I know that this is not going to be a popular comment but it is one impact to the residents.
Well the city just got done
Well the city just got done updating their flood maps for the borough about a year ago. Folks weren't too happy with the revisions as I recall. So let's study this Joku phenomenon and determine that there are even more homes in the 100-yr floodplain - and now they will be required to get flood insurance from their lenders. Maybe they can get insurance, maybe they can't. And then the CBJ (as with the Avalanche study) will offer to buy out all these homeowners so they can move to a safer place. Oh great . . .
For the record
Hello All,
A few things to understand as we move forward.
The city did not update the flood maps recently, FEMA did. Some of the areas in the study are being contested. The city does not agree with them all.
The city is an active partner with UAS for this Suicide Basin Monitoring Program. We purchased quite a bit of equipment that will be shared with the University to better understand the basin water levels and what that might mean to those of us downstream.
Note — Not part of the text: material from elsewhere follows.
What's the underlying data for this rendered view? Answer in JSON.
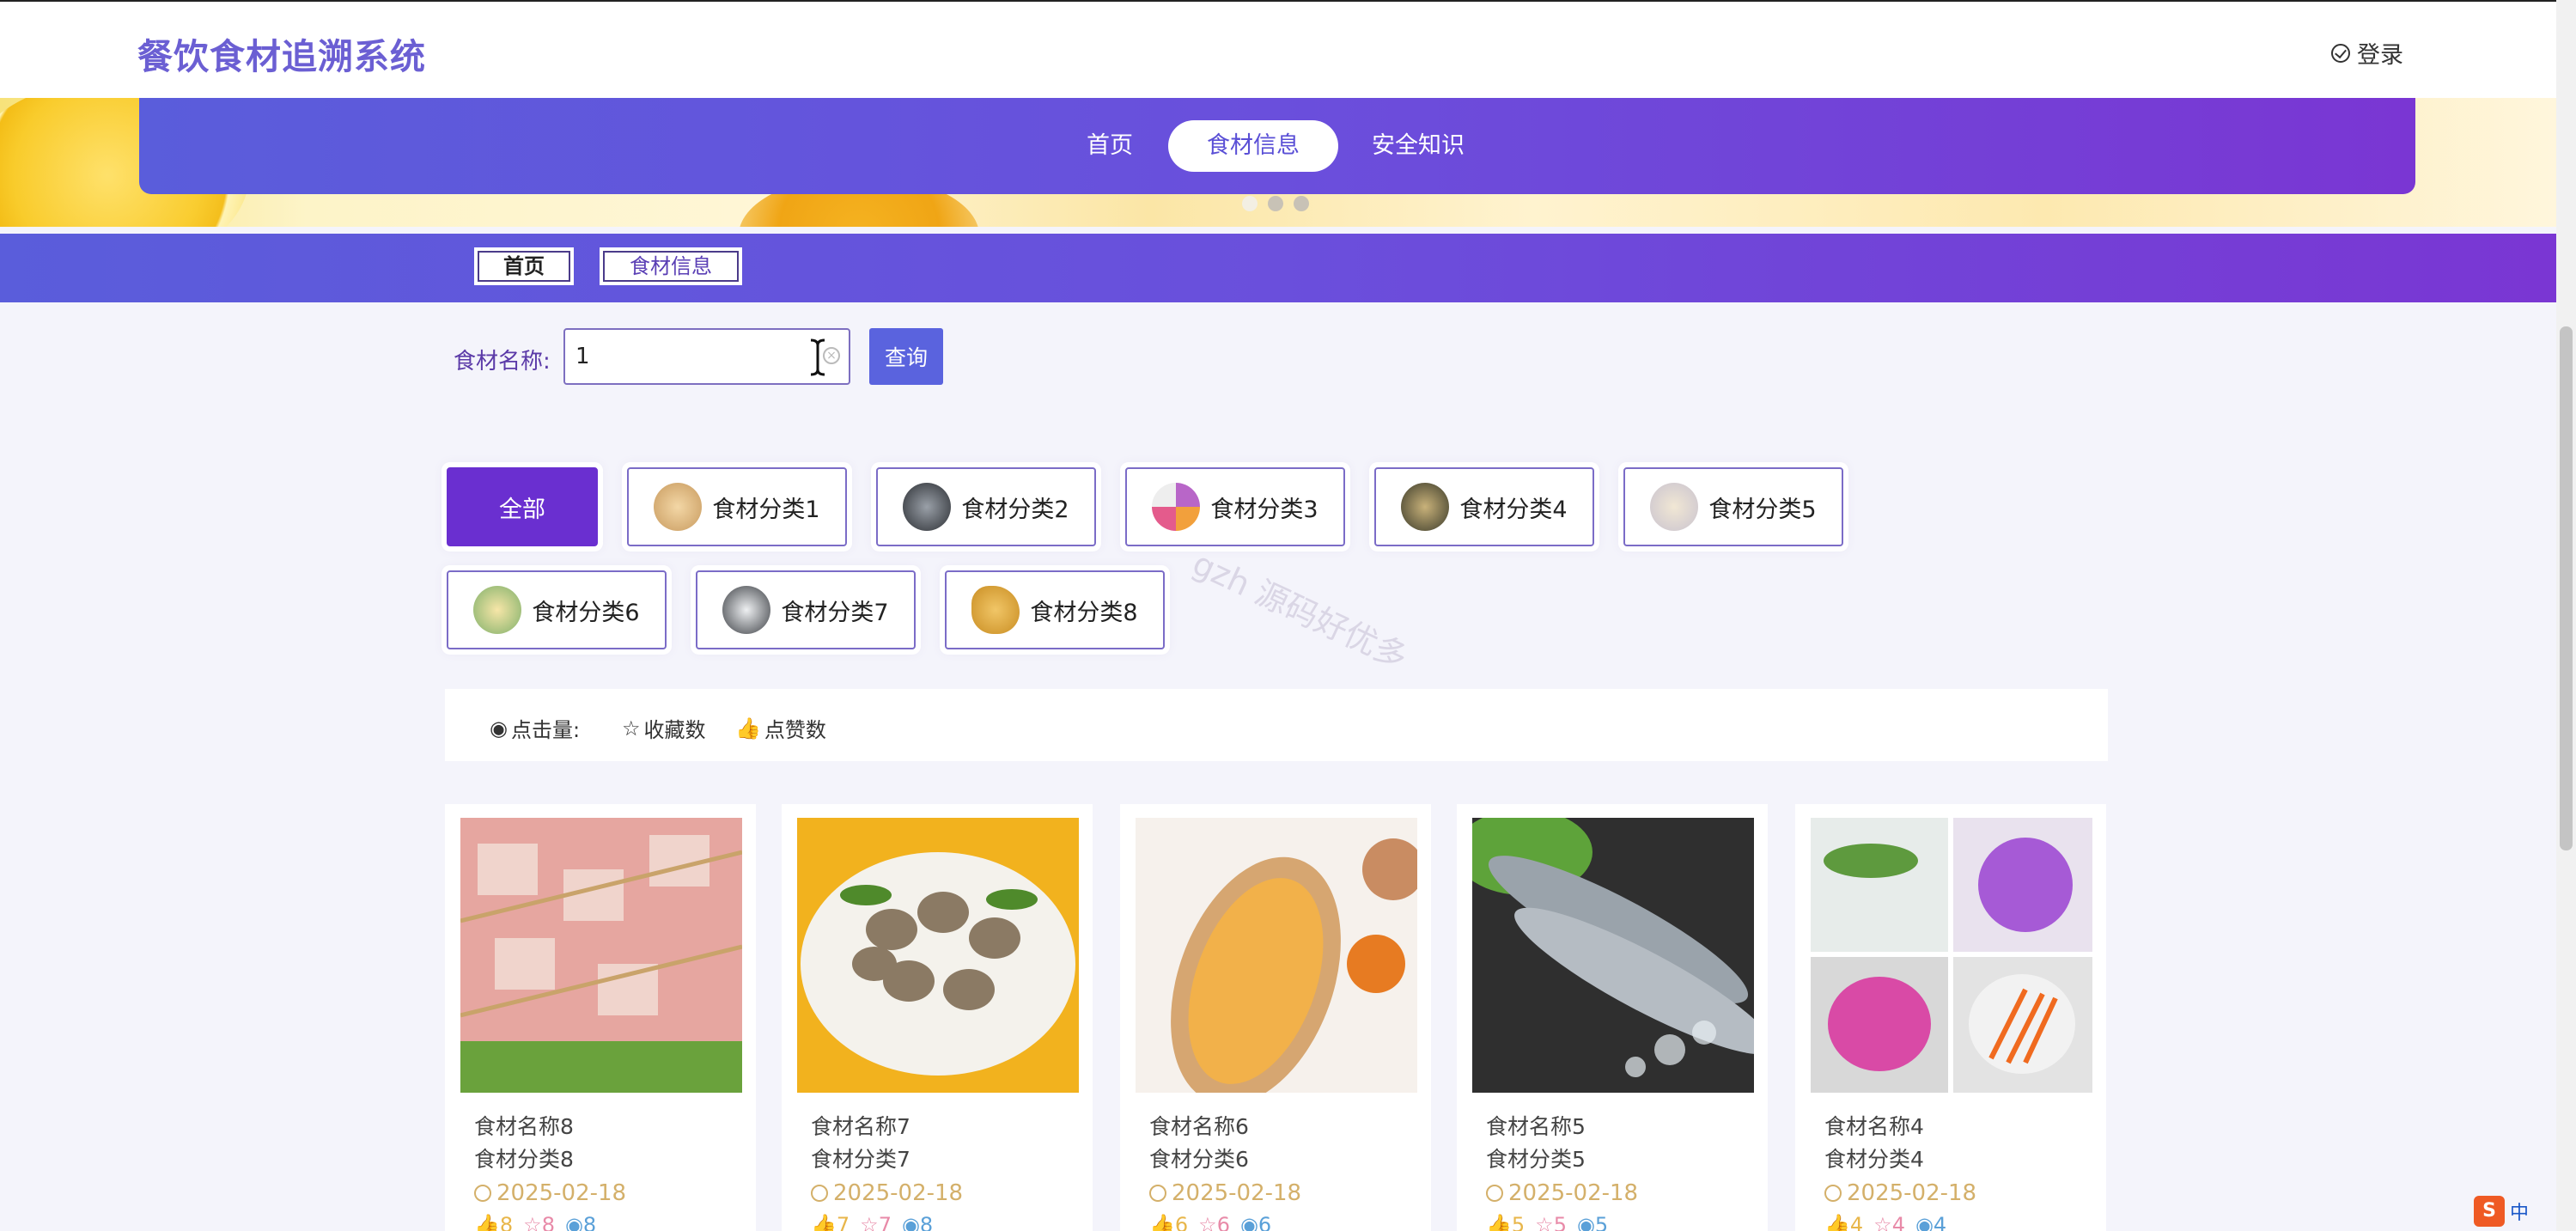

This partnership also includes the Forest Service for permitting, USGS, and the National Weather Service for monitoring, forecasting, alert and notification. We are supporting an active effort with the regions foremost experts for this unusual event.
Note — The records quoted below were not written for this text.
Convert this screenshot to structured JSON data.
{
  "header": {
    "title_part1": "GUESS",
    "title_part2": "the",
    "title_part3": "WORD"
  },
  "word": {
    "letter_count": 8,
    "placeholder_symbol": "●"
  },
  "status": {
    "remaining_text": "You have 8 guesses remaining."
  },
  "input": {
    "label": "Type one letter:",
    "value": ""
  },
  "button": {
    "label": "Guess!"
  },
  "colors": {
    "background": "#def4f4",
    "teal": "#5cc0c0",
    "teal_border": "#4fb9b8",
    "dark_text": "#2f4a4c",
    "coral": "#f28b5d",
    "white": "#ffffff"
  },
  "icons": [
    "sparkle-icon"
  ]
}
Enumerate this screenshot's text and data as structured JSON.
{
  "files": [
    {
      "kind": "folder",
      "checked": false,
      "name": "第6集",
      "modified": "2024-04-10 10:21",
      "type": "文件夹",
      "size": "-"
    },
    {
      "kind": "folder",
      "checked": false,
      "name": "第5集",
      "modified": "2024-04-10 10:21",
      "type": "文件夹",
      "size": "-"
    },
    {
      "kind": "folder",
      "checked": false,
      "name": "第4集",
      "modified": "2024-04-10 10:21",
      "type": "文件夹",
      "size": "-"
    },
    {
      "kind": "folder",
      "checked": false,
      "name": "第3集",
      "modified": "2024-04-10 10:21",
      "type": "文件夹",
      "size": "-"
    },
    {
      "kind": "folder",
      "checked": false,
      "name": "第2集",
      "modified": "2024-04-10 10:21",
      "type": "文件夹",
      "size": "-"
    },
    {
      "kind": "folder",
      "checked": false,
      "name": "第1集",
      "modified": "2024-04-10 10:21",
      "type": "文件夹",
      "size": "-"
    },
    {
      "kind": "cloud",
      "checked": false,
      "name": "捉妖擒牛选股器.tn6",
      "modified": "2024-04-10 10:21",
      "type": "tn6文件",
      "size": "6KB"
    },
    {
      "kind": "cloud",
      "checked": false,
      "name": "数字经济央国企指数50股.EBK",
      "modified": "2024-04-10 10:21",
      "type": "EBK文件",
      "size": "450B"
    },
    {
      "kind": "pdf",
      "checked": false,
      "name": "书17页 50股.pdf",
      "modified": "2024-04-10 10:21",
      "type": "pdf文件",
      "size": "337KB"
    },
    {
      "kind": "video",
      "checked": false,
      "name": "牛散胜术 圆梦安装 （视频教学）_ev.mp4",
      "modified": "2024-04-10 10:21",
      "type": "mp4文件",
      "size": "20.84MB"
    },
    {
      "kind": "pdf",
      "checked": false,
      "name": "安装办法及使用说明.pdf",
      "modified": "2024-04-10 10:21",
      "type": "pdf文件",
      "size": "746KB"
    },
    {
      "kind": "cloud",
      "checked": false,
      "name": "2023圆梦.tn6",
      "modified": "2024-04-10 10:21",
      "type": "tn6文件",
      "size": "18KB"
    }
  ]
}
We have done quite a bit of outreach to residents in the areas that were affected last year far ahead of this event to insure they were aware of the possibility of its recurrence. As we move forward public information will be critical.
As the event moves downstream we have worked with USGS to understand what the streambed looks like and to determine where we may first have problems if we have flooding beyond 100yr event levels. We are reaching out to contractors and the National Weather Service Hydrologist’s to build inundation maps for events that could possibly exceed the 100yr events in the FEMA Maps. We are doing this outside of FEMA so as not to change flood insurance rates for the possibility of an event that has never occurred or may never occur.
We have held response meetings with not only all critical city departments but also with outside agencies to understand how we might cope with an event of historic proportions.
And last, The City is not buying out properties in the Avalanche Zones. The City is working with key home owners to determine their level of interest for buyouts. If interest exists the city may act as the coordinator to apply for FEMA Grants that can be used for buyouts/relocations.